Having been to many a gig in my time where my favourite bands and often favourite stars are performing, I know that it’s irresistible to try and get the attention of said band or star. I’ve screamed a few school-girlish “I love you”s in my day, I won’t lie. But once is enough. If they ignored you once, they will ignore you again. Move on and kindly shut up.

Catcalling ain’t cool, bro.
It happens in both genders, but more often in boys. So please, for the sake of humanity, stop asking the female lead to “show us yer tits” or complimenting them with an eloquent “you’re fit”. You make me vomit a little and you look like a sexist jerk. We hate you.

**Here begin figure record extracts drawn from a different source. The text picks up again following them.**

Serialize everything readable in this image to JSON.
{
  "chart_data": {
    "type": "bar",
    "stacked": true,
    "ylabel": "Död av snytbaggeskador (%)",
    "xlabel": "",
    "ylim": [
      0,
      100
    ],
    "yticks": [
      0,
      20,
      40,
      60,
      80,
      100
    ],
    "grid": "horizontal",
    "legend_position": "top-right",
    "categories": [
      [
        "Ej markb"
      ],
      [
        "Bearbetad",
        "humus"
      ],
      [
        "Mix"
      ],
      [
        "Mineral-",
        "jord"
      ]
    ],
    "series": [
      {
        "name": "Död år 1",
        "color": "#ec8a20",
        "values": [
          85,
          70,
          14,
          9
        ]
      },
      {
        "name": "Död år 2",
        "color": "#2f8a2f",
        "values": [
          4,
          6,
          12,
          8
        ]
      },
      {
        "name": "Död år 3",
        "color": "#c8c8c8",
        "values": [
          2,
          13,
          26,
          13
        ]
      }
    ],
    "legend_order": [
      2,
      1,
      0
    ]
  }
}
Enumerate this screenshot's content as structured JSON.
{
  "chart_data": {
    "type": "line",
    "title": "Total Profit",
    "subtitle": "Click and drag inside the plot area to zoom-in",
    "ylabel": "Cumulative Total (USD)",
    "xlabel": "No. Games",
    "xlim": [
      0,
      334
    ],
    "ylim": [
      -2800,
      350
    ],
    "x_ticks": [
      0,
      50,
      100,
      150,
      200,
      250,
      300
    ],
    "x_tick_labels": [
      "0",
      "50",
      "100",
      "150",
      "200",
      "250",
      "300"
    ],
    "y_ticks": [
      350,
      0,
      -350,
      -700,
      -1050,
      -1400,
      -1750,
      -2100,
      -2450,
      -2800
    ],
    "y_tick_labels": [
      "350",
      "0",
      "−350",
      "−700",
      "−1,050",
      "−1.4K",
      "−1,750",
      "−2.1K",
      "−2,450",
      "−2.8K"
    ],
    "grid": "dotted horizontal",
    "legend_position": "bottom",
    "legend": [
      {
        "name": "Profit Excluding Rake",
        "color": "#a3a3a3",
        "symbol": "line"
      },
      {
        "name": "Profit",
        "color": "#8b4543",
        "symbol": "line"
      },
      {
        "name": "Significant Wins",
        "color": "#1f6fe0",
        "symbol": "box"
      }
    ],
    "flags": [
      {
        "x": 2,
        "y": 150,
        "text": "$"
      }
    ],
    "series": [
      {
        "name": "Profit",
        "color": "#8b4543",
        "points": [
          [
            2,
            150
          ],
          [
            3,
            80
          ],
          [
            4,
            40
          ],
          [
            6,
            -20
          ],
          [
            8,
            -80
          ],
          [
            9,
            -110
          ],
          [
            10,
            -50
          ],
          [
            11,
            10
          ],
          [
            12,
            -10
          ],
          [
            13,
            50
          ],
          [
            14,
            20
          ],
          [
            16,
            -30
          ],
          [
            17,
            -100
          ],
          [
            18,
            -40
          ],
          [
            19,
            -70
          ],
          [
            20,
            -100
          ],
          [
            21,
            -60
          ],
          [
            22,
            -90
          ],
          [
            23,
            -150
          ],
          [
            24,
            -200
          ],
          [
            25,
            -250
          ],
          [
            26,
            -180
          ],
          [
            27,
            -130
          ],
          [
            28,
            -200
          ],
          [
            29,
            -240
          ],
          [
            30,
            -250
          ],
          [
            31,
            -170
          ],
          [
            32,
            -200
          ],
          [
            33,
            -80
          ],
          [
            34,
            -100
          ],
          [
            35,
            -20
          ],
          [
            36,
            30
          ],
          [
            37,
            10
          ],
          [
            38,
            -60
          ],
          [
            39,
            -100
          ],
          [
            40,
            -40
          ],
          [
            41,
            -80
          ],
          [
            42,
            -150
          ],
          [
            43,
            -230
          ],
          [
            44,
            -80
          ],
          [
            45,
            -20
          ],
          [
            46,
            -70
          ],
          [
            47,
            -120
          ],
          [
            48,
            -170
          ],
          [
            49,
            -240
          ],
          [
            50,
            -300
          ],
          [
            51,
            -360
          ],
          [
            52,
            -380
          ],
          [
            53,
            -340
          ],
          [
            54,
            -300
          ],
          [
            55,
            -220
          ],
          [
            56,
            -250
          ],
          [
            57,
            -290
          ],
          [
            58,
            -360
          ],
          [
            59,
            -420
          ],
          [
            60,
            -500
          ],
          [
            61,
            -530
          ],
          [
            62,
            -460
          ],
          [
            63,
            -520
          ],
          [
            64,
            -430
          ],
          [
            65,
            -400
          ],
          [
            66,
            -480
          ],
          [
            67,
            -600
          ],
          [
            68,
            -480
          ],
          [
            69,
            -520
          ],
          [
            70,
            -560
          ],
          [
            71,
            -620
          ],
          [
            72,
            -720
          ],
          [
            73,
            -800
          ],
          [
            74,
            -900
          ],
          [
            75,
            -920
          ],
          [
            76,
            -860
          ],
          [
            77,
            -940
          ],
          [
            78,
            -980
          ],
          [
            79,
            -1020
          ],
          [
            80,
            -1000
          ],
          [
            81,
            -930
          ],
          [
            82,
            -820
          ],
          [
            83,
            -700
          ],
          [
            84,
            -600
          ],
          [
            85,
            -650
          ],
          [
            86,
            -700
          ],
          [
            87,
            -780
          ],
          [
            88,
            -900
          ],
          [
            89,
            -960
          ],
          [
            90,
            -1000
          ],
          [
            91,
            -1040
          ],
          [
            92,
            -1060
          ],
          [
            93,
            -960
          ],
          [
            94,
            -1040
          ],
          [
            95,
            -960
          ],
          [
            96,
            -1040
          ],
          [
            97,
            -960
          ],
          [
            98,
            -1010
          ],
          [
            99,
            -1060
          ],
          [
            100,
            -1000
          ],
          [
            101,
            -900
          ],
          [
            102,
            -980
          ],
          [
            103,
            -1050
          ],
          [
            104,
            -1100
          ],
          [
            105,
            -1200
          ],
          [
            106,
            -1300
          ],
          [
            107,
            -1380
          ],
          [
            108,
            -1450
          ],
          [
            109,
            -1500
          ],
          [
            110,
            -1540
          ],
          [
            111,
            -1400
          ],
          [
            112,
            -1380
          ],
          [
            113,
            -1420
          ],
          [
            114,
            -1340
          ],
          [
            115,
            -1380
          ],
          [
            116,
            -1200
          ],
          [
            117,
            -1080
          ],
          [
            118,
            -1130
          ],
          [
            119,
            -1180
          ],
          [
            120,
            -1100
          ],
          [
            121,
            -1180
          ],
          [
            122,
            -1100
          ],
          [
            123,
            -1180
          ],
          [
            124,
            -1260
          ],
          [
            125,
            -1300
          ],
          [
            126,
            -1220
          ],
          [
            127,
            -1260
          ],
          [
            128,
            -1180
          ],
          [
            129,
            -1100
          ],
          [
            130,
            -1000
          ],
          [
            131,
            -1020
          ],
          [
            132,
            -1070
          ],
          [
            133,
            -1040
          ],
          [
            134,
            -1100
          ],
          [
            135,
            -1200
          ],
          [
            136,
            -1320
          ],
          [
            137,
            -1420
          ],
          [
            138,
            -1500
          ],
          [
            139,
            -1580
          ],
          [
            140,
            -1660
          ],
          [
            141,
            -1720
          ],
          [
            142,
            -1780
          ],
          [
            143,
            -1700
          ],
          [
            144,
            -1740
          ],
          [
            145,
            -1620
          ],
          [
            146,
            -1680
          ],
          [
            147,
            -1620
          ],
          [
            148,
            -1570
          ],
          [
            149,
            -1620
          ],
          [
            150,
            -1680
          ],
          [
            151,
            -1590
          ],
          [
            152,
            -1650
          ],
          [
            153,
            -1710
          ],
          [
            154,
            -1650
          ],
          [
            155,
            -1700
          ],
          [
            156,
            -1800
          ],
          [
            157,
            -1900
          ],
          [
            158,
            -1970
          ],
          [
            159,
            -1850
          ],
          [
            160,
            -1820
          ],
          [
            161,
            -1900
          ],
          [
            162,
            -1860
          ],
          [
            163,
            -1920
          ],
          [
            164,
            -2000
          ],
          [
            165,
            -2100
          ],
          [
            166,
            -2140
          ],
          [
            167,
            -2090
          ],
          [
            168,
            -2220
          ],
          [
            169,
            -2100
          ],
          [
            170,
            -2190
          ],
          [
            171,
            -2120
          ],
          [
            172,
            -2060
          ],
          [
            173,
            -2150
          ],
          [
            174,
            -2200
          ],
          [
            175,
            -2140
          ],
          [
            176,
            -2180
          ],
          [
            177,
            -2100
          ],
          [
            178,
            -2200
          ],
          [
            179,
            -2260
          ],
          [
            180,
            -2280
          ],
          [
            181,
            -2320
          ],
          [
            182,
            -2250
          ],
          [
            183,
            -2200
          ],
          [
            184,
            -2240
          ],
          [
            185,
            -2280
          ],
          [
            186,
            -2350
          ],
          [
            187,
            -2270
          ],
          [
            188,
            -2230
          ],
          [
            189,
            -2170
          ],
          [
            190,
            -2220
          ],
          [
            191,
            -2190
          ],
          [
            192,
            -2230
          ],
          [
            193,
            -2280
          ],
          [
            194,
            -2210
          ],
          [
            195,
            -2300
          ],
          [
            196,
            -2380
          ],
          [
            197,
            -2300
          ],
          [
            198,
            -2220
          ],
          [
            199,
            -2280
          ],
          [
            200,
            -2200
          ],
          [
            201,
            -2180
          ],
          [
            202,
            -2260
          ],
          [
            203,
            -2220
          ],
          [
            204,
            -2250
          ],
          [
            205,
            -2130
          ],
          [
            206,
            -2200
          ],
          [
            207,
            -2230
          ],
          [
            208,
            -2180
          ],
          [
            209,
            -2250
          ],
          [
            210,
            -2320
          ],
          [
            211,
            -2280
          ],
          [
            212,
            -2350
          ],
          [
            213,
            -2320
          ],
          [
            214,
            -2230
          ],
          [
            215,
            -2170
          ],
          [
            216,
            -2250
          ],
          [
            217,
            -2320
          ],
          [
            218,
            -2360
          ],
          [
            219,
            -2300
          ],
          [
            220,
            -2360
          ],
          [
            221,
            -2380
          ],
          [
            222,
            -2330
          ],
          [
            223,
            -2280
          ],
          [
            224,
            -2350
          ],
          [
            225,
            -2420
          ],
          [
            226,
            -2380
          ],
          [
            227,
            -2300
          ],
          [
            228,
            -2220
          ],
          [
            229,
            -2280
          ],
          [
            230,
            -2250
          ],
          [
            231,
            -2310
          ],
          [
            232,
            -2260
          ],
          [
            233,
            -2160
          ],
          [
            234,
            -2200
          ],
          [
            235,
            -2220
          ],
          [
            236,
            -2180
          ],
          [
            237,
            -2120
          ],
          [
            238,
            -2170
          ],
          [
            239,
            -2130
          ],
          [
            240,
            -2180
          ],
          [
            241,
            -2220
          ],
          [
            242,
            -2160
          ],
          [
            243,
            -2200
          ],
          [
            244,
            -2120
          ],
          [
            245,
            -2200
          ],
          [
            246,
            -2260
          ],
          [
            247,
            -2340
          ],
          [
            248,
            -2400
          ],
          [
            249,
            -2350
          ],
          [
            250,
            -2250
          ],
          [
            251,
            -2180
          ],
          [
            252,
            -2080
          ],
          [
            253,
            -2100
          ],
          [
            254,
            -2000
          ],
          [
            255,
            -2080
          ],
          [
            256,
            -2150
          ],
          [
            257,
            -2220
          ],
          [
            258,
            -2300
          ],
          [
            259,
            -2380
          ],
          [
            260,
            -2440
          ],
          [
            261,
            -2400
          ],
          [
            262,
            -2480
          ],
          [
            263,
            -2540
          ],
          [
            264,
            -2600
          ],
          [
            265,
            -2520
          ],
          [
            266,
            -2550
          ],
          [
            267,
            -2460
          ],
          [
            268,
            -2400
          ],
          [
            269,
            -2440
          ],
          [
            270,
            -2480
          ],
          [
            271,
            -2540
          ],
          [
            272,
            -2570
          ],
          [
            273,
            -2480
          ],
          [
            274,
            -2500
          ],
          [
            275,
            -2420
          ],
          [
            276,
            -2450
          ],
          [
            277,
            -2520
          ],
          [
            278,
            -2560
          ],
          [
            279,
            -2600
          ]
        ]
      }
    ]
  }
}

Furthermore, here’s a few tips from some of the VultureHound team:

Save your breath, your conversations belong elsewhere.
“People who chat the whole way through [a gig] should just go to the pub and listen to an mp3. I can hear what you’re saying, and I don’t care.”
– David Garlick, Vulture Hound Editor

Unnecessary toe protection causes unnecessary harm.
“A big no to steel toed shoes in mosh pits. You’re not on a construction site and are therefore in little danger of a breeze block dropping on your foot, but if you step on people while wearing some, it’ll feel like you’re dropping one on theirs.”
– Mia Quibell-Smith, Vulture Hound Music Writer

Misplaced moshers – know your genre!
“My biggest pet peeve with gigs is inappropriate moshing. At Reading 2013, the crowd were raging, jumping, punching and kicking – to Enter Shikari? No. Architects? No. Foals. Foals: the INDIE band. What is the point? No one is impressed with your ability to hurt yourself and other people. Calm the Foal down.”
– MJ Hall, Vulture Hound Music Writer

Some of our readers had something to say about their pet peeves at gigs too:

Go home gig-goer, you are drunk.
“That drunk person who always screams at stupid points, or makes an inappropriate comment.”
– Elliot Tongue, Portsmouth

The Space Invader.
“Rude people that see the smallest gap and try and fit themselves and their 5 friends there, resulting in you having a face full of hair and no view of the band.”
– Emily Palmer, Nottingham

Daddy’s Girl.
“Noel Gallagher’s daughter put herself and her pals in a non-existent gap in front of me at Arctic Monkeys. Spent about 20 minutes with her hair in my mouth before Tame Impala came on.”
– Rachael McQuaid, Nottinghamshire

The Human Skyscraper.
“The incredibly tall dude who would still be able to see at the back of crowd that insists on standing right at the front blocking the view for us shorties! If I stood in front of you, you still have a clear view!”
– Becy Stanley, Derbyshire

“Couples that get off right in front of you when you’re trying to watch! NO THANKS.”

– Jodie Claire Deakin, Nottingham

Dancing Queens.
“The people who want “dancing room” because they’ve never been to a gig and don’t understand. And don’t forget the people who dance with their arms in the air and you constantly get elbowed in the face…”
– Harri Cooper, Derby

“People stood filming/snapchatting the whole gig, enjoy the moment u goonz!”